Artikel 5 Extra periodieke verhoging

In aanvulling op artikel 3:4 lid 3 van de CAR-UWO geldt het volgende;

  • 1.

    Aan de ambtenaar, die het maximumsalaris van de voor hem geldende salarisschaal nog niet heeft bereikt, kan een extra periodieke salarisverhoging tot een in de salarisschaal genoemd bedrag (tot maximaal 2 periodieken), niet uitgaande boven het maximumsalaris, worden toegekend op grond van zeer goede of uitstekende vervulling van de betrekking. Vastgesteld in het beoordelingsdeel jaargesprek met een beoordeling A waaruit de motivatie de zeer goede of uitstekende vervulling van de betrekking blijkt.

  • 2.

    Binnen eenzelfde salarisschaal kan meerdere malen gebruik worden gemaakt van de mogelijkheid tot toekenning van een extra periodiek, voor zover daarmee het maximumsalaris in de desbetreffende schaal niet wordt overschreden.

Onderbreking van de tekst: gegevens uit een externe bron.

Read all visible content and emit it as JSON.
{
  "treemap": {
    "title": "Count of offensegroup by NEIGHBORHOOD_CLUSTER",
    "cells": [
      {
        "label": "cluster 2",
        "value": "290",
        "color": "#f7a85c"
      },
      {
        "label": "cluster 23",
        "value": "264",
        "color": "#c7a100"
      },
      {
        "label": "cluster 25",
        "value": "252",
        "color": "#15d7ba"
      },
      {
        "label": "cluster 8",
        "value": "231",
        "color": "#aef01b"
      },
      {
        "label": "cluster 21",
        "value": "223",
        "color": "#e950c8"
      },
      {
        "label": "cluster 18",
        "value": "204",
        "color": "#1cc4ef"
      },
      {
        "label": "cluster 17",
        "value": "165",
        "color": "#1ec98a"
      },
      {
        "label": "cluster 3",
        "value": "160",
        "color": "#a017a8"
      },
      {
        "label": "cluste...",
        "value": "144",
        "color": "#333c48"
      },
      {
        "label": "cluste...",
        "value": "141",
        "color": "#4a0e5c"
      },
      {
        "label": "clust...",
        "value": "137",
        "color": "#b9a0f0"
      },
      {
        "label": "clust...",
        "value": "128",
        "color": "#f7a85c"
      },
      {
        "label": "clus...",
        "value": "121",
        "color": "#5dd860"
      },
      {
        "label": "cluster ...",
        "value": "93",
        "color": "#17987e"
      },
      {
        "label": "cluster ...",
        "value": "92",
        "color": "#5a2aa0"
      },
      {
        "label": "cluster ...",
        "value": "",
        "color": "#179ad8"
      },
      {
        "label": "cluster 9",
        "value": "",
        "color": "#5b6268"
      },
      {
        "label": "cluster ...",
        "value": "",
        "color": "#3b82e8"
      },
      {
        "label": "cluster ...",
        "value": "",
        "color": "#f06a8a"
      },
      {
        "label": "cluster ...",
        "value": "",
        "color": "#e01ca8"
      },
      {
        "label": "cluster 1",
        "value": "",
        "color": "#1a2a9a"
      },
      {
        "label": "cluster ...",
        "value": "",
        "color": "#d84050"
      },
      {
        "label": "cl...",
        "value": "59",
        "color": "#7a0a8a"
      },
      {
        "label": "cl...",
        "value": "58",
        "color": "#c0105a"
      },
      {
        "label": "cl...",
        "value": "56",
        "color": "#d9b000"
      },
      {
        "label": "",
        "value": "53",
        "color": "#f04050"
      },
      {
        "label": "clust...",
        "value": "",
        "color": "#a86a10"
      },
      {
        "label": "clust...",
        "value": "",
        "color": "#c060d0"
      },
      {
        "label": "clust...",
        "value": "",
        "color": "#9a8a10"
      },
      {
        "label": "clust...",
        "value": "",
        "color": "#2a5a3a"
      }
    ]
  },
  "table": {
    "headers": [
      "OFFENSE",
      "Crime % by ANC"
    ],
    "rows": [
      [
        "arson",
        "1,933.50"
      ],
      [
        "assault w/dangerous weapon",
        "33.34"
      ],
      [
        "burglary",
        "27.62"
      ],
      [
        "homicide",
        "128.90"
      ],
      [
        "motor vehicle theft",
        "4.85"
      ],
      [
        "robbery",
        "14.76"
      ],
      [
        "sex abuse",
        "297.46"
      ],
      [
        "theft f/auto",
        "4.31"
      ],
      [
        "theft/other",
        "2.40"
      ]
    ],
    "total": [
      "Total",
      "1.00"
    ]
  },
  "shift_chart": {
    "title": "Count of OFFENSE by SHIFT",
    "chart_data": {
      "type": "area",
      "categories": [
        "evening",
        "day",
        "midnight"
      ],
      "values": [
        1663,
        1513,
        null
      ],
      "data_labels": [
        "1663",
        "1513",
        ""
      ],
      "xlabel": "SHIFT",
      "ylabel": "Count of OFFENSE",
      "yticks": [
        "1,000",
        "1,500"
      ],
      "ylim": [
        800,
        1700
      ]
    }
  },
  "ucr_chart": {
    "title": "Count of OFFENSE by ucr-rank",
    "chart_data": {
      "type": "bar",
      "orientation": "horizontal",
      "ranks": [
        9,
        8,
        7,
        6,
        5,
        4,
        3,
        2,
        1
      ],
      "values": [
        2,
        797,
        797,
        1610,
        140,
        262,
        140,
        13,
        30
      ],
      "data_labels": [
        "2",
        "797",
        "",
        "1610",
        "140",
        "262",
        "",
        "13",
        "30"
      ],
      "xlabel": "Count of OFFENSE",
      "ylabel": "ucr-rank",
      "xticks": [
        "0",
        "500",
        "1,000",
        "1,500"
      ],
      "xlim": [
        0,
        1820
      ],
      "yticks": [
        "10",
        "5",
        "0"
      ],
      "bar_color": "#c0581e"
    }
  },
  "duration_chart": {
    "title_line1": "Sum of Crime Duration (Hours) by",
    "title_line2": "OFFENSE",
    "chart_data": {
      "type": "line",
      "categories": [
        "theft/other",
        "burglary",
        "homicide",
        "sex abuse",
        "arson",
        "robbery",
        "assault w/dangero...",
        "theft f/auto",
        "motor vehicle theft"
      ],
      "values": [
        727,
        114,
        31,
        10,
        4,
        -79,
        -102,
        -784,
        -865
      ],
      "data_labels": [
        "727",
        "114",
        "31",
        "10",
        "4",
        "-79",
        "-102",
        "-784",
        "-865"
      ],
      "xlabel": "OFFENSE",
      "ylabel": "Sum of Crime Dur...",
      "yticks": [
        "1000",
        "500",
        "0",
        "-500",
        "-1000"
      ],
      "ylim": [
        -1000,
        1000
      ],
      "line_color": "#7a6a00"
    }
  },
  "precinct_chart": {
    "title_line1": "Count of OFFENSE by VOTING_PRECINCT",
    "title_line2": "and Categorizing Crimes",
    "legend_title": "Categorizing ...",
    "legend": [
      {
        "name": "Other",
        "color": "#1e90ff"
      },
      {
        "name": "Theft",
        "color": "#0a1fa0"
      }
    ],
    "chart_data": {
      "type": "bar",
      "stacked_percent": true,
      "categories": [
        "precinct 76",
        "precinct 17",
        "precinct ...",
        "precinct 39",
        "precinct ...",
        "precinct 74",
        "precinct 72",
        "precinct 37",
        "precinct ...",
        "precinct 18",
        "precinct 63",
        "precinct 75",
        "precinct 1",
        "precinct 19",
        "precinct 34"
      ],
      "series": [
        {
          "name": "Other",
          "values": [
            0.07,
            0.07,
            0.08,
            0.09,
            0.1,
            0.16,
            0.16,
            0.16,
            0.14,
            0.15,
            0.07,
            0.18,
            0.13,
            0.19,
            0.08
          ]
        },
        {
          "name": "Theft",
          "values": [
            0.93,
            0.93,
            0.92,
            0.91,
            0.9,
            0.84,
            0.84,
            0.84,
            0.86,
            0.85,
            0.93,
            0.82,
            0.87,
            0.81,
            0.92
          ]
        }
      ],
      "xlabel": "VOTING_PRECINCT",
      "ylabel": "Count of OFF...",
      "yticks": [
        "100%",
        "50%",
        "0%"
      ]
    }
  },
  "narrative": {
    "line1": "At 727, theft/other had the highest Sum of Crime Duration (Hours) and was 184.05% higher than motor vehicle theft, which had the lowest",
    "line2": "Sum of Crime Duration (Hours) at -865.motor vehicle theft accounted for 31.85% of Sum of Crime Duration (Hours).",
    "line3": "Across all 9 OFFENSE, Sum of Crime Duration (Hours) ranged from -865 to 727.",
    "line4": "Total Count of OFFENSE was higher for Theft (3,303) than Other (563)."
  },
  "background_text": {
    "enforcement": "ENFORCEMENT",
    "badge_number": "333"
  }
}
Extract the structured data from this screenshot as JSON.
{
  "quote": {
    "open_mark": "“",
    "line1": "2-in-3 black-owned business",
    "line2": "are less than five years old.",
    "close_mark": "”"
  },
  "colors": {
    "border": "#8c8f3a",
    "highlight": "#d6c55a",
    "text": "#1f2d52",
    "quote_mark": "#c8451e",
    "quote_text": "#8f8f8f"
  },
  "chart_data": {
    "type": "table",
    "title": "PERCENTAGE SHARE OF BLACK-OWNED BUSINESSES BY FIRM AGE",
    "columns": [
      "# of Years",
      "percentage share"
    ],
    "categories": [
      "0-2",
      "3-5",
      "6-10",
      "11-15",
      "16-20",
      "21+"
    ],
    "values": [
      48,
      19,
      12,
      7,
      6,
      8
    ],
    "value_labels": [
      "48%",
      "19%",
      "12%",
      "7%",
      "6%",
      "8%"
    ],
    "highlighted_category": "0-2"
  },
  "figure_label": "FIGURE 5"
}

Artikel 6 Gratificatie en attentie

In aanvulling op artikel 3:20 van de CAR-UWO geldt het volgende;

Onderstaande uitgangspunten gelden tot aan de fusie Meijerijstad.

  • 1.

    Gedurende het hele jaar kunnen attenties of gratificaties aan medewerkers toegekend worden. Met het uitgangspunt “boter bij de vis doen” genieten attenties de voorkeur boven gratificaties.

  • 2.

    Een gratificatie kan als een eenmalige beloning worden toegekend in geval van een bijzondere prestatie.

  • 3.

    Het toe te kennen gratificatiebedrag wordt netto uitbetaald en bedraagt maximaal € 750,- waarbij voor de hoogte van het bedrag de volgende richtlijnen gelden:

€ 250,00 voor een stimuleringsgratificatie

€ 500,00 op goede wijze afronden van een project of klus, het verrichten van extra werkzaamheden of het vervangen van een collega zonder dat er recht bestaat op een vervangingstoelage

€ 750,00 het verrichten van een bijzonder project of klus die met grote tijdsinzet gepaard gaat of functieniveau van medewerker overstijgt

  • 4.

    De gratificatie wordt toegekend door de directie, op voordracht van de afdelingsmanager. Dit na inspraak en vastlegging door P&O. Alle gratificaties worden besproken in het DMO en jaarlijks rapporteert P&O aan de directie.

  • 5.

    Een groepsgratificatie kan worden toegekend, op voordracht van afdelingsmanager na inspraak en vastlegging door P&O, indien een groep medewerkers gezamenlijk en eenmalig een bijzondere prestatie heeft verricht binnen of buiten de afzonderlijke functies. De hoogte van de groepsgratificatie wordt door de directie bepaald.

  • 6.

    Bij het toekennen van een attentie is er sprake van een eenmalige, extra en tussentijdse prestatie door een medewerker. Attenties worden niet uitbetaald via het salaris, de verdere vorm van de attentie is vrij,

  • 7.

    De waarde van de attentie bedraagt maximaal € 200,00.

  • 8.

    Een attentie wordt toegekend door de direct leidinggevende, na inspraak en vastlegging door P&O. In de maandelijkse managementinformatie aan directie en DMO rapporteert P&O over de verstrekte attenties.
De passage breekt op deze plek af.